Tom Paine’s “Will You Say Something, Monsieur Eliot?”

This story can be found in the collection Scar Vegas and Other Stories. It moves fast – Eliot's molars shatter in the fourth sentence. A nautical tale by an author who was briefly a Marine, it reads rather like a story by Robert Stone.

And it's a story that makes you feel guilty about Haiti, which is why I bring it up today. Haitian earthquake news here.

“The world loves me,” Eliot believes. He's an American, he is America, living life to the full, and it takes a shipwreck for him to find himself in a situation at all resembling normal life for the poor of Haiti.

He's rescued by Haitian refugees, who are themselves lost at sea. Their spokesman Alphonse says, “Because you are American, we are saved,” but it doesn't turn out that way.

"Will You Say Something, Monsieur Eliot?" really blew me away when I first read it in the “New Yorker” back in 1994. It's a story that makes you think about the difference between what a disaster means in one country as opposed to another. “Some countries are just not lucky,” as Joel Dreyfuss notes.
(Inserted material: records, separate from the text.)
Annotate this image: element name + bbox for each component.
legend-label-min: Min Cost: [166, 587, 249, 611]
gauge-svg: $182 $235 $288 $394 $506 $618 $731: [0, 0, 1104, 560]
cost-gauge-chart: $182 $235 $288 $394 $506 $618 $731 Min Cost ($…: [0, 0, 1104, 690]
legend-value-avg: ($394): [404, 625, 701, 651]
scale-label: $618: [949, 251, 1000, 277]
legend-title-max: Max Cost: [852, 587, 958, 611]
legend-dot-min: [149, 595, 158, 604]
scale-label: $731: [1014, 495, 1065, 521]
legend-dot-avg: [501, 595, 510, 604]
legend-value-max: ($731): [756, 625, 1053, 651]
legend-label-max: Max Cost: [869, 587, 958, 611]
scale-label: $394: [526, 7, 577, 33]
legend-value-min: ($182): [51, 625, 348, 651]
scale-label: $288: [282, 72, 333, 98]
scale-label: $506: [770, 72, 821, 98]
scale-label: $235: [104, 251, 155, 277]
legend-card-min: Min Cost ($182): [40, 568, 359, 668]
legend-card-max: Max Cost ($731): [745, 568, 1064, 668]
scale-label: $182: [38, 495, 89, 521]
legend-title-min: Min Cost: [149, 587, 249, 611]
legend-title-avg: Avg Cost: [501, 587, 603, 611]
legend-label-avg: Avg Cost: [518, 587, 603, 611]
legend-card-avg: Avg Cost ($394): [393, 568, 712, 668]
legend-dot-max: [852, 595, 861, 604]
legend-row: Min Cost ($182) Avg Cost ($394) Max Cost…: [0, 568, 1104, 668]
Interviewed by Robert Birnbaum a few years back, Tom Paine had some interesting comments about what it's like being a writer nowadays.

5 thoughts on “Tom Paine’s “Will You Say Something, Monsieur Eliot?””

  1. Hello… I am looking for an old "friend" who used to be in the Army stationed at Ft. Drum, NY named James Warner. Are you possibly him? Thanks in advance… I know this is not the place to ask, but I had no other way to contact you to ask. 🙂

  2. Why does Eliot not try to rescue Alphonse and the others at the end of the story? Is the implication that now he's attached to the "plastic nipple" of the U.S. he is infantile and does not think of helping anyone else?

    Text "HAITI" to "90999" and a donation of $10 will be given automatically to the Red Cross to help with relief efforts, charged to your cell phone bill. http://www.state.gov/p/wha/ci/ha/index.htm

  3. How is Eliot supposed to help? At the end of the day he has not the courage "to say something", nothing that could help the Haitian refugees. This text is not telling a story about a character who sees, experiences iniquitousness and re-thinks his mind.